A – Un couple conflictuel.

La tentation est grande de les camper dans une posture d’irrémédiable opposition et d’aller ainsi au plus facile, de suivre leur pente en quelque sorte. Entre la mémoire et l’histoire, les tensions sont en effet tellement nombreuses et fortes... D’où une nette préférence pour les définitions en oxymore, antagoniques, parmi lesquelles celle de Pierre Nora, l’une des plus anciennes, est aussi à notre avis l’une des plus convaincantes, que nous voulons citer ici longuement puisqu’elle est à la première origine de notre travail.

‘« La mémoire est la vie, toujours portée par des groupes vivants et, à ce titre, elle est en évolution permanente, ouverte à la dialectique du souvenir et de l’amnésie, inconsciente de ses déformations successives, vulnérable à toutes les utilisations et manipulations, susceptible de longues latences et de soudaines revitalisations. L’histoire est la reconstruction toujours problématique et incomplète de ce qui n’est plus. La mémoire est un phénomène toujours actuel, un lien vécu au présent éternel ; l’histoire, une représentation du passé. Parce qu’elle est affective et magique, la mémoire ne s’accommode que de détails qui la confortent ; elle se nourrit de souvenirs flous, télescopants, globaux ou flottants, particuliers ou symboliques, sensible à tous les transferts, écrans, censure ou projections. L’histoire, parce que opération intellectuelle et laïcisante, appelle analyse et discours critique. La mémoire installe le souvenir dans le sacré, l’histoire l’en débusque, elle prosaïse toujours. La mémoire sourd d’un groupe qu’elle soude, ce qui revient à dire, comme Halbwachs l’a fait, qu’il y a autant de mémoires que de groupes ; qu’elle est, par nature, multiple et démultipliée, collective, et individualisée. L’histoire, au contraire, appartient à tous et à personne, ce qui lui donne vocation à l’universel. La mémoire s’enracine dans le concret, dans l’espace, le geste, l’image et l’objet. L’histoire ne s’attache qu’aux continuités temporelles, aux évolutions et aux rapports des choses. La mémoire est un absolu et l’histoire ne connaît que le relatif.
Au cœur de l’histoire, travaille un criticisme destructeur de la mémoire spontanée. La mémoire est toujours suspecte à l’histoire dont la mission vraie est de la détruire et de la refouler. L’histoire est délégitimation du passé vécu 5 ... »’
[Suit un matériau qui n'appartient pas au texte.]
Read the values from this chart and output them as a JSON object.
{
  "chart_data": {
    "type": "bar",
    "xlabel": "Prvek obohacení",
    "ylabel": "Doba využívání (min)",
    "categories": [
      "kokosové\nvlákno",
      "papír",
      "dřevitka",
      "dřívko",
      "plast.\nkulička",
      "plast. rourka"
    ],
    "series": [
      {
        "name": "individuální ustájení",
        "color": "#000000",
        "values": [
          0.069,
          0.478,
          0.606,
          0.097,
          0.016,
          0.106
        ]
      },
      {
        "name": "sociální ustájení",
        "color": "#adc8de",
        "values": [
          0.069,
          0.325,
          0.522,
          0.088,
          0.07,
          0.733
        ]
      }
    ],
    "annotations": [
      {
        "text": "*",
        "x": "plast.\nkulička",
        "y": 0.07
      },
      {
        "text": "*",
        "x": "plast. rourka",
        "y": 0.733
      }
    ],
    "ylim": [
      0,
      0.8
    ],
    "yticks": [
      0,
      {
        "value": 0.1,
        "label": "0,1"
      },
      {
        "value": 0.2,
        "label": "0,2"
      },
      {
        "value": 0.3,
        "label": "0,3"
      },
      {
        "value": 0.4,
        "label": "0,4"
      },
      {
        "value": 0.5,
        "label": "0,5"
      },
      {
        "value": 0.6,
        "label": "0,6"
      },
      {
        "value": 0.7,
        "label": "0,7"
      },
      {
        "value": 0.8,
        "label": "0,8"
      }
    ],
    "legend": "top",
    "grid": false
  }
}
Il y aurait ainsi deux façons classiques de présenter les relations difficiles qui lient le couple conflictuel histoire/mémoire. La première consiste à considérer qu’il s’oppose selon les lois de la dialectique : la première est la thèse, la seconde est l’antithèse, à charge alors de chacun de pratiquer l’exercice de la synthèse – ô combien ardu ici. Une autre image est celle du miroir, qu’utilise volontiers François Bédarida ; histoire et mémoire seraient tellement ressemblants à défaut d’être semblables qu’ils noueraient une relation de réciprocité impossible à défaire et matrice de toutes les équivoques 6 .

Notes
5.

Pierre Nora, « Entre Mémoire et Histoire. La problématique des lieux », in Les lieux de mémoire, I. La République, (Pierre Nora dir.), Paris, NRF/Gallimard, collection « Bibliothèque illustrée des histoires », 1984, p XIX-XX. Lire également, pour un exemple de ces définitions en opposition, le texte de François Bédarida, « La mémoire contre l’histoire », allocution prononcée à la Sorbonne lors de la remise du prix « Mémoire de la Shoah », qui lui fut décerné le 16 novembre 1992, et publié par la revue Esprit, numéro spécial (7) de juillet 1993, Le poids de la mémoire, p. 7-13.

6.

In Histoire et mémoire, op. cit., p. 91. L’historien va jusqu’à parler dans ces pages de « rétroprojection ».